Todo evolucionó con el tiempo hasta llegar al hito de la polis griega, la Ciudad- Estado de Atenas, cuna de la cultura occidental.

Fueron impresionantes brincos históricos de organización social que sucedieron hasta construir hoy mega ciudades, metrópolis que albergan millones de vecinos que terminan siendo sólo cifras estadísticas de densidad poblacional.

Colombia es parte de ese devenir que pasó de la antigua tribalidad, después a la ruralidad, a los corregimientos y pueblos hasta la territorialidad de las llamadas ciudades intermedias y grandes capitales.

Los colombianos nos volvimos urbícolas tan rápido sin darnos cuenta; la bella vida provinciana hoy es incluso un referente y atractivo turístico.

Boyacá es una combinación singular de importantes ciudades con gran desarrollo urbanístico, comercial e industrial y una reserva encantadora de vida sencilla, paisaje y verdes naturales en nuestras villas y poblaciones ajenas al mundanal ruido.

Sogamoso es reconocida como una de las más importantes ciudades industriales, mineras y de comercio del país; hoy es cosmopolita, es decir, el sitio en donde muchos migrantes encontraron su refugio familiar, sus oportunidades de progreso, su buen vivir; la Ciudad del Sol ofrece buenos niveles de bienes colectivos y de servicios que la hacen «un buen vividero».

Sin embargo, en la medida que aumenta exponencialmente su población, se deterioran aspectos tan importantes como la convivencia, el sentido de pertenencia, el civismo y el cuidado con nuestra aldea grande; hay que reconocerlo, no somos cuidadores de nuestra casa común; los enseres y mobiliario, que es de todos, como ciertos edificios públicos y de patrimonio cultural y deportivo acusan abandono y mal estado.

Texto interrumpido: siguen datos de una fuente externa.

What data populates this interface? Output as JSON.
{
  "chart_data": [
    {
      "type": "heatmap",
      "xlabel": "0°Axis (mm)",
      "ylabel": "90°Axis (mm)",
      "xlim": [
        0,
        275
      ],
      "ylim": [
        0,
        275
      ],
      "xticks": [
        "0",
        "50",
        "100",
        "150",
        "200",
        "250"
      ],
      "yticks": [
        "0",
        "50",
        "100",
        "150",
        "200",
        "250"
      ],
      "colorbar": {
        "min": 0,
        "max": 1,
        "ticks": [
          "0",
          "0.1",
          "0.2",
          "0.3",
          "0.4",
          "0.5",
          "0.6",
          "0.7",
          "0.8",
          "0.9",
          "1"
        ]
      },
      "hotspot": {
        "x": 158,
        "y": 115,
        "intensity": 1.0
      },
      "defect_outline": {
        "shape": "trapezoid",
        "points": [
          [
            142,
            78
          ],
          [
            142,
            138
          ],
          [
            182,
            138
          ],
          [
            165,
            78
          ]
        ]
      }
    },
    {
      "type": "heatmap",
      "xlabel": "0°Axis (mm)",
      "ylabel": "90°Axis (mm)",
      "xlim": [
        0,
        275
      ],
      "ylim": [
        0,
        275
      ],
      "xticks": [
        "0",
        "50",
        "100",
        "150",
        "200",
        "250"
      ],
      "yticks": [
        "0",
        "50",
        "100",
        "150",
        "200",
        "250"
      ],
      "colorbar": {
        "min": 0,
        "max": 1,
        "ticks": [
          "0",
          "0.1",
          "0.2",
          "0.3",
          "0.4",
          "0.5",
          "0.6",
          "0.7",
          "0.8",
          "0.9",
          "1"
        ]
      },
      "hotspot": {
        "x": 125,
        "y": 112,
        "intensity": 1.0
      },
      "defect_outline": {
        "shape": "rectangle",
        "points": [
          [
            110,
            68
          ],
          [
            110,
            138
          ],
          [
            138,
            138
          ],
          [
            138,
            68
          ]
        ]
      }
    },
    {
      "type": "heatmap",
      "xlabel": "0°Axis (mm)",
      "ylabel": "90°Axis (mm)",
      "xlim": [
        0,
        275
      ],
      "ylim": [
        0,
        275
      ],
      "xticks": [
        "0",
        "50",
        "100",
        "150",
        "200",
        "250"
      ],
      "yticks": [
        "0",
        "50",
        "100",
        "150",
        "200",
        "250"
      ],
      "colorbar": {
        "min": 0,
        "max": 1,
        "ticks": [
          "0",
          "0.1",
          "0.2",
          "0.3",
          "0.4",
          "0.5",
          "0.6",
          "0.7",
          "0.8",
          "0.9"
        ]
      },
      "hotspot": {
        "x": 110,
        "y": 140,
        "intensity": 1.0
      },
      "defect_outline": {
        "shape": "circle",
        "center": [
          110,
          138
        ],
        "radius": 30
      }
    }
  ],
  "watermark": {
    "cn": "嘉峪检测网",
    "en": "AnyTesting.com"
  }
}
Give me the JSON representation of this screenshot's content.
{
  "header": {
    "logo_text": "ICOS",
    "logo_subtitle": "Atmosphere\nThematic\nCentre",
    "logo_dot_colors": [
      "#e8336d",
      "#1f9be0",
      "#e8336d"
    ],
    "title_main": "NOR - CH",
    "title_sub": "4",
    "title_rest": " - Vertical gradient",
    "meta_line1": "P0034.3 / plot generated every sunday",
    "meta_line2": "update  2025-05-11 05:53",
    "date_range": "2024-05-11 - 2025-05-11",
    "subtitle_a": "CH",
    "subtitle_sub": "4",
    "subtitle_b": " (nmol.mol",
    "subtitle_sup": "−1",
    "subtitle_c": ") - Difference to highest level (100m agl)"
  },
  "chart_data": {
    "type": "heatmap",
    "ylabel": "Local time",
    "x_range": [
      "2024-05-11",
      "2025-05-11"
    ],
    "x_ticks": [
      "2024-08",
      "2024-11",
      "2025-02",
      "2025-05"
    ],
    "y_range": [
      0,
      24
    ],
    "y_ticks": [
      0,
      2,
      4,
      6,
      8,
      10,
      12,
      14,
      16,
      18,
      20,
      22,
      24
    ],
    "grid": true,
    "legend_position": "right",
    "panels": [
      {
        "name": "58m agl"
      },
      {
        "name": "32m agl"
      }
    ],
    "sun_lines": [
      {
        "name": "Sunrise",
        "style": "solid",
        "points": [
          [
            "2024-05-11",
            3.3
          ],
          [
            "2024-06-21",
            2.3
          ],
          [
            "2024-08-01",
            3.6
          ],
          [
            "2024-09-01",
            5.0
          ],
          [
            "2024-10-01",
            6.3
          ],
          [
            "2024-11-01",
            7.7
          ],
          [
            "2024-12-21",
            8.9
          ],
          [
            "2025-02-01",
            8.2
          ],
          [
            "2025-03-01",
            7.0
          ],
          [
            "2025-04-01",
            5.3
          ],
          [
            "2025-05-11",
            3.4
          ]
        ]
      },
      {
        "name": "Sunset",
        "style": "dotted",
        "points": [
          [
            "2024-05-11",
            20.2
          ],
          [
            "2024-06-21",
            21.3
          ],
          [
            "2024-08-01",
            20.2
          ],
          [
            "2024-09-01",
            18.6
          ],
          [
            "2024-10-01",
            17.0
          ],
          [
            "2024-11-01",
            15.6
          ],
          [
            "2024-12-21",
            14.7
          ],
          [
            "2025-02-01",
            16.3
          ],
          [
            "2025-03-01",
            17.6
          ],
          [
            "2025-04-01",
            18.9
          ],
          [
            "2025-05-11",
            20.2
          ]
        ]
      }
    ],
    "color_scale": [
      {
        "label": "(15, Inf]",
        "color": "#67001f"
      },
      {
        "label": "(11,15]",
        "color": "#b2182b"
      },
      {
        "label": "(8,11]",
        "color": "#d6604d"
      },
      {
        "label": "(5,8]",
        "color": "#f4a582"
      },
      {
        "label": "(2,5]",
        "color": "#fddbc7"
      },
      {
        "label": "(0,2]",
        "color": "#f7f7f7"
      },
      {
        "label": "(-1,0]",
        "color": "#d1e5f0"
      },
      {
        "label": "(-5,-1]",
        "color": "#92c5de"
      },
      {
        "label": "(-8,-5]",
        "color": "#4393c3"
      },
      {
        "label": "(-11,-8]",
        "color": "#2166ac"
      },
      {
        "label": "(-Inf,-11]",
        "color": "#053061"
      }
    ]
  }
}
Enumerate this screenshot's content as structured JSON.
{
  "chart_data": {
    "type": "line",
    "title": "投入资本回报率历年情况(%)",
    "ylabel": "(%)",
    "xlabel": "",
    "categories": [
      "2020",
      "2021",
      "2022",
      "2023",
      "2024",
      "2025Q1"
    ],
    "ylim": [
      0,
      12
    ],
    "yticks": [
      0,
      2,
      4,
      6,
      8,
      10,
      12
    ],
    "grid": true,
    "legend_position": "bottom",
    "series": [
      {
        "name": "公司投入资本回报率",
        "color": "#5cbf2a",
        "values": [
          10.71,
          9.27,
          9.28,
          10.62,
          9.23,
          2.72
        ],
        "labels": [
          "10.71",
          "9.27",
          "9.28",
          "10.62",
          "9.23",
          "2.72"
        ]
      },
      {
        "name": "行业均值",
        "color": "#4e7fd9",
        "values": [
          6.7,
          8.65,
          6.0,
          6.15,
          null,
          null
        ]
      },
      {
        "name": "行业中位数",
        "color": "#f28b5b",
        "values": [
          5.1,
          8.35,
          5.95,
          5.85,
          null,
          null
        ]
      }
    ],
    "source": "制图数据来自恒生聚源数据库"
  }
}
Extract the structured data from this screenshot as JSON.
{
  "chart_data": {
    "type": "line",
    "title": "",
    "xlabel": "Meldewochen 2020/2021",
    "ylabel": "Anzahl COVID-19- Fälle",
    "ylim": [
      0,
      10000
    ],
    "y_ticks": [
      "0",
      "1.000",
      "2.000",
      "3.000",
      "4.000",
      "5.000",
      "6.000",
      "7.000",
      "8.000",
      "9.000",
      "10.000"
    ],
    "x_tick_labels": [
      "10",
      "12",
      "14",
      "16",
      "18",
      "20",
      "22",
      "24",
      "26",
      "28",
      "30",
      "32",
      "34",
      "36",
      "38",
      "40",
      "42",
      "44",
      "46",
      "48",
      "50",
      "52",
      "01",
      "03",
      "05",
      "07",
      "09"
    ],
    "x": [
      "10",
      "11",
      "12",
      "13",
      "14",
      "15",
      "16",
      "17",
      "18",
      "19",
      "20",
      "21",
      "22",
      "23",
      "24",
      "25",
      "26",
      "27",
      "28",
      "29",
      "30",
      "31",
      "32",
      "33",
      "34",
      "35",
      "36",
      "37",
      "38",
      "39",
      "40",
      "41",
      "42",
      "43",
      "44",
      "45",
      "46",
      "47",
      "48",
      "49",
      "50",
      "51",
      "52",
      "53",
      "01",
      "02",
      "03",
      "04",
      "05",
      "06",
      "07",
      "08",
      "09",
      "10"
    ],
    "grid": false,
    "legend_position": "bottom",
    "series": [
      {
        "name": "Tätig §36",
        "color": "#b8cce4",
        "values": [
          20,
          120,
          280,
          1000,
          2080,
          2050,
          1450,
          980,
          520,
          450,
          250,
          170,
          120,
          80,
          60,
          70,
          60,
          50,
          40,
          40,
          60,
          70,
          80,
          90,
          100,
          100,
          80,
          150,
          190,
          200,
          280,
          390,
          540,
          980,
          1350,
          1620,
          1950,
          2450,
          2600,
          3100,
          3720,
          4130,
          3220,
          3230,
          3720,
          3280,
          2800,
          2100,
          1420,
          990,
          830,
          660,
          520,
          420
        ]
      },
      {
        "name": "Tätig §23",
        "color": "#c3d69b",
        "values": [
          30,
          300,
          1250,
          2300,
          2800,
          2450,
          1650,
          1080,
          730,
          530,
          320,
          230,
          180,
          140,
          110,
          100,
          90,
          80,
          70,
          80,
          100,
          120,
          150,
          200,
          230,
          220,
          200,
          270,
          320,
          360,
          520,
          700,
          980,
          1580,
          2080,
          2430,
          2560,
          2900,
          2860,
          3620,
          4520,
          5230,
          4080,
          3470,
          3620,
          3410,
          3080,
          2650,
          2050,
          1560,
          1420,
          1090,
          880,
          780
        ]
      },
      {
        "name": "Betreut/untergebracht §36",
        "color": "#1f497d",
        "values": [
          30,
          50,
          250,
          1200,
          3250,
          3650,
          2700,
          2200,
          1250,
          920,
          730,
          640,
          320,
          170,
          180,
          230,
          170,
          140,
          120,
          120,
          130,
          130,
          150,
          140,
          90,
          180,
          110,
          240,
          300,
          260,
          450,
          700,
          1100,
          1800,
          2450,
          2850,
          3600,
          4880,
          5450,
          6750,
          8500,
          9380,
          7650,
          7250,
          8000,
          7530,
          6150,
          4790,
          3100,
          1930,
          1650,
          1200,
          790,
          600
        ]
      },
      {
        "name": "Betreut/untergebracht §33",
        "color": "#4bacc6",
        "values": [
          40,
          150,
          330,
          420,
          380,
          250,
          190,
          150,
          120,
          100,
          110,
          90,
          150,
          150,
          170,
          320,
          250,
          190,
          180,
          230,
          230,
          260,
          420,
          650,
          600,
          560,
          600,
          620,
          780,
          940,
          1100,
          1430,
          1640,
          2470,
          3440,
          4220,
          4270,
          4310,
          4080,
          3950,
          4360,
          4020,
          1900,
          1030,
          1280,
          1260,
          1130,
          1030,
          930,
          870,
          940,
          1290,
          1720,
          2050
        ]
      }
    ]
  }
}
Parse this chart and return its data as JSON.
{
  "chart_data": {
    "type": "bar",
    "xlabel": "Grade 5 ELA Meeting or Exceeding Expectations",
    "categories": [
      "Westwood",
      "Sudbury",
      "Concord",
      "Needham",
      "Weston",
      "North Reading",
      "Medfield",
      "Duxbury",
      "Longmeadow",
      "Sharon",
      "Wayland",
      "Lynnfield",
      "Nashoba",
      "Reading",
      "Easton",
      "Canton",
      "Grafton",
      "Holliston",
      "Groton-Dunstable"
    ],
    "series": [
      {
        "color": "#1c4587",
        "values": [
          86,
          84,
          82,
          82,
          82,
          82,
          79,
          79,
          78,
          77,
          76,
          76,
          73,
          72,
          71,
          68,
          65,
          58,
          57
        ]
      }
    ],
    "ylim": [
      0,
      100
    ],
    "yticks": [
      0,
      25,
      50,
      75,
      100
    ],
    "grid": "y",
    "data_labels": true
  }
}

La ola invernal delata la mugre que tapona los hidrantes de aguas lluvias en las calles; muro público disponible y sin dolientes es ocasión propicia para el mal gusto de los afinados aerosoles de algunos muchachos; la indisciplina en el uso del transporte colectivo es aterrador; no respetamos los paraderos; el mal parqueo es la constante en el atasco vehicular; cualquiera parquea en donde le venga en gana.

La inseguridad es un martirio permanente. La movilidad es aparatosamente sufrible, máxime cuando cada quien impone su ritmo.

En fin, hemos de asumir la condición de modernos urbícolas; lamentablemente a pesar de no contar con educación cívica, urbanidad y comportamiento, áreas de estudio que algunos sabios del Ministerio de Educación resolvieron borrar del plan de estudios en los colegios.

Es nuestra ciudad, la que nos alberga, la misma en donde quizá nacieron nuestros hijos y en donde, tal vez, concluya nuestra existencia.

Decidamos cuidar a Sogamoso; se lo merece.